Evie’s stomach turned. “Well, there’s nothing in the Bible about holy cannibalism.”
“Transubstantiation?” Jericho said. “ ‘Eat of my body, drink of my blood’?”
“Right,” Evie conceded. “I’ll certainly never feel the same way about Communion again.”
“As I’ve said before—America is a young country comprising all sorts of people. Beliefs converge and become something new all the time.” Will finished his second cigarette and Evie could see his fingers twitching for a third, which, thankfully, he resisted. The cigarette smoke hung thickly in the air as it was.
“There’s something I don’t understand.
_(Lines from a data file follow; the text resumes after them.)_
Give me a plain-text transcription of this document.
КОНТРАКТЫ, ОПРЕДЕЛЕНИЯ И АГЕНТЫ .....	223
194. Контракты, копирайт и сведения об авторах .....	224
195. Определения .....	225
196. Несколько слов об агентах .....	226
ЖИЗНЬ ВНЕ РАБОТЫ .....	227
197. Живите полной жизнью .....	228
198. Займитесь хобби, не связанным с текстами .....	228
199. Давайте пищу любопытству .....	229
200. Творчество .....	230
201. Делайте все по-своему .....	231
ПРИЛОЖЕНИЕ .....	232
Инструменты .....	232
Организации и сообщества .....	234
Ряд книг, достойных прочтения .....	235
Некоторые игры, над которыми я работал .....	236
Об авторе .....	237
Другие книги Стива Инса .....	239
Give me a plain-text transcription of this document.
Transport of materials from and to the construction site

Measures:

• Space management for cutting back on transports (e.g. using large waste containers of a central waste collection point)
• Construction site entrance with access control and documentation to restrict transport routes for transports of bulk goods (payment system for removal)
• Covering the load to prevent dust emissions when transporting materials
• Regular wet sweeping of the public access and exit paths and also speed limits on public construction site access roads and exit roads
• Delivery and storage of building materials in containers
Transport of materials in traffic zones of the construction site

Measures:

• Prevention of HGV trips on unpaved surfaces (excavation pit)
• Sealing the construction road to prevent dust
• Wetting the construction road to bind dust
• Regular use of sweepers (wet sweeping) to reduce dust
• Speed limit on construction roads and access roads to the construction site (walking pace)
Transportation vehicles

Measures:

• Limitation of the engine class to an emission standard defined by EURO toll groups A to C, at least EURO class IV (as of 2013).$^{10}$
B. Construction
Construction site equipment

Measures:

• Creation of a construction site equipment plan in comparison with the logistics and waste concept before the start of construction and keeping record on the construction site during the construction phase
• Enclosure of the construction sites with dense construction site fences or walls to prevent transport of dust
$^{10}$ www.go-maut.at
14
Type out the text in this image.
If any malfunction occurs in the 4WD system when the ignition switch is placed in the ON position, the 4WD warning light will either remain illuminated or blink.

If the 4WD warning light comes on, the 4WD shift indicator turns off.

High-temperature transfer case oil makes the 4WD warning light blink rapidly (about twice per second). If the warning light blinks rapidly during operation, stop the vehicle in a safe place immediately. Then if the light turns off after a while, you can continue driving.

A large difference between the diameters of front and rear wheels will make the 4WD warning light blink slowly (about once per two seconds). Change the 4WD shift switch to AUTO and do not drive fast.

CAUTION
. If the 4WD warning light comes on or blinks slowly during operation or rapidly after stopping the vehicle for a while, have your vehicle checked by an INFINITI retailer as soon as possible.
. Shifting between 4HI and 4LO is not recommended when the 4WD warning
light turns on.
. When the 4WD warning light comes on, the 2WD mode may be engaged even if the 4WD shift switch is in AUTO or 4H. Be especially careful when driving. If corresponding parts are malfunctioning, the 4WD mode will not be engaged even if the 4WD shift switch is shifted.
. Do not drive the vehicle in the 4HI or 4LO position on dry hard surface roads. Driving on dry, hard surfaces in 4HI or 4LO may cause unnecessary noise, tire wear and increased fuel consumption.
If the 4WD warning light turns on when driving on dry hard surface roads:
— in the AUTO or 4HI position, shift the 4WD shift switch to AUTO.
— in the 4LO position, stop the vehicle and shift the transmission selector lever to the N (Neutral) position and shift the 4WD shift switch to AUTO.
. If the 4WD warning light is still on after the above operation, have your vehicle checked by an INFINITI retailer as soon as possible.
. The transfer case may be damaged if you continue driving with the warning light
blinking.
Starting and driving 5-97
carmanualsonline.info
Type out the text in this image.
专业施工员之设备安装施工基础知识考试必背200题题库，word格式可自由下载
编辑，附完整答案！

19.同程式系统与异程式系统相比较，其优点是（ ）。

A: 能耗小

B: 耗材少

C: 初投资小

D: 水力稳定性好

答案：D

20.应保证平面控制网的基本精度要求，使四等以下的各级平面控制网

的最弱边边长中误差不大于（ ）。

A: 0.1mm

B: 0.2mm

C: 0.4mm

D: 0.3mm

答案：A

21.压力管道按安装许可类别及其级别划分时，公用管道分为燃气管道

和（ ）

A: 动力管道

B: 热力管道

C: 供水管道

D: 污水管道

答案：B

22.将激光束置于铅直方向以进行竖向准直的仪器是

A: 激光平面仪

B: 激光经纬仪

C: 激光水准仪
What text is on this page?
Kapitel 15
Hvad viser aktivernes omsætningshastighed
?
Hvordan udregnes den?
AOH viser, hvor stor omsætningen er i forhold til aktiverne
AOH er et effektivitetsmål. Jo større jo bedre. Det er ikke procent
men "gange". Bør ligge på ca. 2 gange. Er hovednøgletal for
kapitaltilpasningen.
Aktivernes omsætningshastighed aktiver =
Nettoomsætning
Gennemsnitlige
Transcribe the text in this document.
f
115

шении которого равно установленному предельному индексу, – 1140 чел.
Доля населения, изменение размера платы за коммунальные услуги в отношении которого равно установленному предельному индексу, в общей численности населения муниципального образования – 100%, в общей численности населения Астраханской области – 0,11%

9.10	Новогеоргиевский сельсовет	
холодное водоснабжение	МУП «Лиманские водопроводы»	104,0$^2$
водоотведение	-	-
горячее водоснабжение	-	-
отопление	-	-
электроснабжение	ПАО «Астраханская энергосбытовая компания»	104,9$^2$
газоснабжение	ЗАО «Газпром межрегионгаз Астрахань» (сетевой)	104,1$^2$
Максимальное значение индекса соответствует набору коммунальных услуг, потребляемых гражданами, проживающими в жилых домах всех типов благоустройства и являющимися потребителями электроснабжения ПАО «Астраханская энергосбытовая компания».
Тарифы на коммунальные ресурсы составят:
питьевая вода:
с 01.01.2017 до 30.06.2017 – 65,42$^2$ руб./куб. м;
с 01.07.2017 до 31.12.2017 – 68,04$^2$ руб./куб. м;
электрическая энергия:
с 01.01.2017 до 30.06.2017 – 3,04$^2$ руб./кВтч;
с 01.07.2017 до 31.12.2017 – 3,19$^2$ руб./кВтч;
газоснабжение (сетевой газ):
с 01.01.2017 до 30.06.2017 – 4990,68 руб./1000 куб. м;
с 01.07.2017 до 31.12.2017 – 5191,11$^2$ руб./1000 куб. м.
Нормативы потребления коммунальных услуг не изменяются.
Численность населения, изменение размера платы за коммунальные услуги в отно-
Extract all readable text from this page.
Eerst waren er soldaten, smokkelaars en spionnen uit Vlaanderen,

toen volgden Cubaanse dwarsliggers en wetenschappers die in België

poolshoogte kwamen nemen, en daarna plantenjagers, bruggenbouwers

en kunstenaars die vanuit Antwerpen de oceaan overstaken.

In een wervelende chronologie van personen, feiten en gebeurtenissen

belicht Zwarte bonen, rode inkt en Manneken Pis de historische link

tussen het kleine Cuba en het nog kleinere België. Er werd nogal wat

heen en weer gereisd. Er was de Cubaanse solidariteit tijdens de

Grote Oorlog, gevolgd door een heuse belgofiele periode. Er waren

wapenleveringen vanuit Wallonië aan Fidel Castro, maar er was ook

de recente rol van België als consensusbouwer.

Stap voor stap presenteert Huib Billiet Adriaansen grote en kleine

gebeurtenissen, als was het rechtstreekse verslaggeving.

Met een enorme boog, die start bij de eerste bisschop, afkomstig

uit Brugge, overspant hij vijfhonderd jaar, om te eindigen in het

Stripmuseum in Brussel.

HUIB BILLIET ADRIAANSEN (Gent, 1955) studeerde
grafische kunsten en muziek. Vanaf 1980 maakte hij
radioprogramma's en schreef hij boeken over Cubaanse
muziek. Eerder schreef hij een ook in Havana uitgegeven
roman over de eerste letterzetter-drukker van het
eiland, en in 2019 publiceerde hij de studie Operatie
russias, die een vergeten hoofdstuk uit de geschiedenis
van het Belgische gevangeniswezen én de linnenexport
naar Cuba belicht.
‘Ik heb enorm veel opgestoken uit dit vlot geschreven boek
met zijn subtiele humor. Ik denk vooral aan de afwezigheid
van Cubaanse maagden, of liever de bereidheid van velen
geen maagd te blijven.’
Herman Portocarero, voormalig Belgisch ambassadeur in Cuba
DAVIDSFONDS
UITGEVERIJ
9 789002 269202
The note…” Evie searched through the mess of papers on the table and retrieved the photograph of the note left with Ruta’s body. “The note says, ‘This was the fifth offering.’ Why the fifth? Why not the first?”
“Yes. Troubling.” Will paced around the table, his cigarette case still clutched in his palm. “Jericho, could you telephone Detective Malloy and ask if there are any unsolved murders that might be similar in nature?”
“Don’t you think he would have mentioned that?” Evie said.
“Never assume,” Uncle Will said, and it was clear that it was his final word on the matter.
“It’s almost time for your lecture at the Women’s Association’s Ancient Order of the Phoenix club,” Jericho reminded Will.
Will squinted at the mantel clock as if he meant to rebuke it for displaying the wrong time, then gave two curt nods, like a headmaster finally accepting a student’s scholarly argument in class. “So it is. I’d best gather my lecture notes.”
“You left them upstairs,” Jericho said.
“Ah. Good. Good.” Will paused for a moment longer, his eyes scanning the room. “I can’t help feeling that there’s something we’re missing here. Something important.”
The fire cast Will’s face in shadows. He shook off his misgiving and was gone.
There was a knock at the door. Finally, a customer! Jericho was up first. From the way he bolted, Evie figured she wasn’t the only person worried about the museum. She heard voices, and a moment later Jericho returned with none other than Sam Lloyd in tow.
Evie’s eyes narrowed. “Well, well, well. I suppose you’ve got my twenty bucks.”
Jericho glanced from Evie to Sam and back again. “Do you two know each other?”
“Actually, I’ve come to see Mr. William Fitzgerald. Is he here?” Sam craned his neck.
“Dr. Fitzgerald. And what business do you have with my uncle?”